Quand j’étais au collège, j’ai eu mon premier téléphone, un Nokia à clapet avec des touches. Les premiers numéros que j’avais entré dans mon répertoire étaient ceux de mes parents et de ma grand-mère, je les appelais souvent, ils étaient mes seuls interlocuteurs. Ça a même donné envie à ma grand-mère de s’en acheter un.

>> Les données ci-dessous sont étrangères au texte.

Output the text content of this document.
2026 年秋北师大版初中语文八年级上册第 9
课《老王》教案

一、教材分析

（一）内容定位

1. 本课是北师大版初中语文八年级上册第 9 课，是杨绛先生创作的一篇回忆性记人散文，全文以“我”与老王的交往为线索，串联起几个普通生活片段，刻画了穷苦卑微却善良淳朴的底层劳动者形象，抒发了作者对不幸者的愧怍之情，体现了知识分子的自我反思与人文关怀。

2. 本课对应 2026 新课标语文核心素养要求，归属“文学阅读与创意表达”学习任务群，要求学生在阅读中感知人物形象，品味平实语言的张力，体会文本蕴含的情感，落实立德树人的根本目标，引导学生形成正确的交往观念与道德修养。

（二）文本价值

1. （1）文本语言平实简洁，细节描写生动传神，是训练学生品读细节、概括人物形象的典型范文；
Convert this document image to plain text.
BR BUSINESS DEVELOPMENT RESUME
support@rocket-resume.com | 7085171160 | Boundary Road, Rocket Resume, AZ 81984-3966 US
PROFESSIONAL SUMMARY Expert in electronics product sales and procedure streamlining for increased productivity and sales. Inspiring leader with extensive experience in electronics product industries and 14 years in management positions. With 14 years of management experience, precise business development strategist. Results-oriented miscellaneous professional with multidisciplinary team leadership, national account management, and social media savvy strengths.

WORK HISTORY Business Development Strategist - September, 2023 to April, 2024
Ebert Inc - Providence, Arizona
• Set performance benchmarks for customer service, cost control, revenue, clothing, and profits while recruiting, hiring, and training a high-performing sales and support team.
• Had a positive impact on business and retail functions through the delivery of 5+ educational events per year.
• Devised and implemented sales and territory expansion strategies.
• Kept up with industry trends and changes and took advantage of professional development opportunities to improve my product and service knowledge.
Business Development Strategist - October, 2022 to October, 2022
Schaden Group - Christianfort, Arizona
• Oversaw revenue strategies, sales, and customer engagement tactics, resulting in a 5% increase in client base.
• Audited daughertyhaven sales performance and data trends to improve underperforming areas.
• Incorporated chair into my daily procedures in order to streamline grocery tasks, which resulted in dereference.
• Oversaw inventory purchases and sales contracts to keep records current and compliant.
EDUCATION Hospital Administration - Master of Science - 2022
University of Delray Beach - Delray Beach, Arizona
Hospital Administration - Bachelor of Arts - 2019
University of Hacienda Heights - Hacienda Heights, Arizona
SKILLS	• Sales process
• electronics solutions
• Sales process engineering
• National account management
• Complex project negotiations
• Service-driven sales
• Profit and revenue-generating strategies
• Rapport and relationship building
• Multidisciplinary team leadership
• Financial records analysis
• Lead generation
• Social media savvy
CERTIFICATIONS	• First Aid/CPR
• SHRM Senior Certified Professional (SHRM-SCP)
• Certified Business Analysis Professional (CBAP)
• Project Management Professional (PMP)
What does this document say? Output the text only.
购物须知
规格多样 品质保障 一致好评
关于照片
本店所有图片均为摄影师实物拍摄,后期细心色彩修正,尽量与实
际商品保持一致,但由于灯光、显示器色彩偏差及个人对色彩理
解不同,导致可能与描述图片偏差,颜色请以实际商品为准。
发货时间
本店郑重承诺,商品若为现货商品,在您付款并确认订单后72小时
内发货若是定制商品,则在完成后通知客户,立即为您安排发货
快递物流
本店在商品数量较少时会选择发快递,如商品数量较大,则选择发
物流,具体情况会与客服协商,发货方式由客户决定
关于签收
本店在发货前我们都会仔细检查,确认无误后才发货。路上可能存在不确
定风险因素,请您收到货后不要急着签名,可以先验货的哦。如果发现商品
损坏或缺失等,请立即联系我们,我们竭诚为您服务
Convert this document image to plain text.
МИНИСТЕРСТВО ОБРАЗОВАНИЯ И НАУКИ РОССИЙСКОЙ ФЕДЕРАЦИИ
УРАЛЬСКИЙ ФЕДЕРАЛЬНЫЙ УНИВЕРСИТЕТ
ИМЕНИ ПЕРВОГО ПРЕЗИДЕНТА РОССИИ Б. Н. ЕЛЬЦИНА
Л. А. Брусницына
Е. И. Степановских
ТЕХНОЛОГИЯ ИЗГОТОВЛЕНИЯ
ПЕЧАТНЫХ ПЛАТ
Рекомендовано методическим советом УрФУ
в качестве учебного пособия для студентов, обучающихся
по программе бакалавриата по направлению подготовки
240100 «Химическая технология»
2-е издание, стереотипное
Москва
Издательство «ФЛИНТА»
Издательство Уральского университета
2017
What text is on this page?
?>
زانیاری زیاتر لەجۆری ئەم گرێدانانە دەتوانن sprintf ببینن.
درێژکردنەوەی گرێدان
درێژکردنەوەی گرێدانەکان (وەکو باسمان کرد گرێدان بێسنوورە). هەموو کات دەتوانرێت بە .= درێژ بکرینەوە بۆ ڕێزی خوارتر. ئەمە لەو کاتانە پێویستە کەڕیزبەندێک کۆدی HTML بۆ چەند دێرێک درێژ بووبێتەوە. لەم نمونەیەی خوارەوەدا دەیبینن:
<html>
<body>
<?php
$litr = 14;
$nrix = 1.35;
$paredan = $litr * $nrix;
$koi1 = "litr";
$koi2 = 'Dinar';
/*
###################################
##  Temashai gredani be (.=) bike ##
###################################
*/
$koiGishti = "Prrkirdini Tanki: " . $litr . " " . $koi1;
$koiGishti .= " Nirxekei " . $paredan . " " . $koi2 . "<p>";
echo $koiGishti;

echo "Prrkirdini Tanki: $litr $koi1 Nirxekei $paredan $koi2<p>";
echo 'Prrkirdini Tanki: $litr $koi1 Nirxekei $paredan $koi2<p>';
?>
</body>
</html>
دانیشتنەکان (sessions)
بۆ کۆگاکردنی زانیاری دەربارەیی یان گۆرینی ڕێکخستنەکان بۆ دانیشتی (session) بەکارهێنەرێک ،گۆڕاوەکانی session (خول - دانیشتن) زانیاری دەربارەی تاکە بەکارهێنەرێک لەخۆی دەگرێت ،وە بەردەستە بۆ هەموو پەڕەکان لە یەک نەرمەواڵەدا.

Ma grand-mère, elle habite loin, je ne la vois que pendant les vacances. J’ai souvent de ses nouvelles, mais ce n’est pas moi qui les prends. Je l’adore ma grand-mère, j’aime parler avec elle, j’ai déjà eu des discussions clés avec elle pendant mon adolescence. Mais quand je dois entamer la démarche de l’appeler, je repousse, je repousse, et je ne le fais pas. Pourtant ce ne sont que 5 minutes, ou peut-peut-être 10, pour prendre de ses nouvelles et la faire sourire.

Toute la journée j’ai mon smartphone greffé à ma main, je consulte tous les réseaux sociaux, j’en ferme un et j’en rallume un. Je télécharge de nouvelles applications, je m’abonne à plein de nouveaux contenus, pour m’occuper et avoir toujours plus de choses à consulter. J’ai peur de l’ennui.

Je vais sur Instagram pour poster une photo des hortensias que j’ai cueillis ce matin et mis en vase, j’ouvre Twitter pour raconter que j’ai failli me brûler avec mon cappuccino ce matin. Je vais sur Snapchat pour faire des selfies avec mes nouvelles lunettes, je vais sur Youtube pour apprendre à me maquiller pour le bal de fin d’année et je vais sur Facebook pour avoir des nouvelles de mes amis partis étudier à Paris.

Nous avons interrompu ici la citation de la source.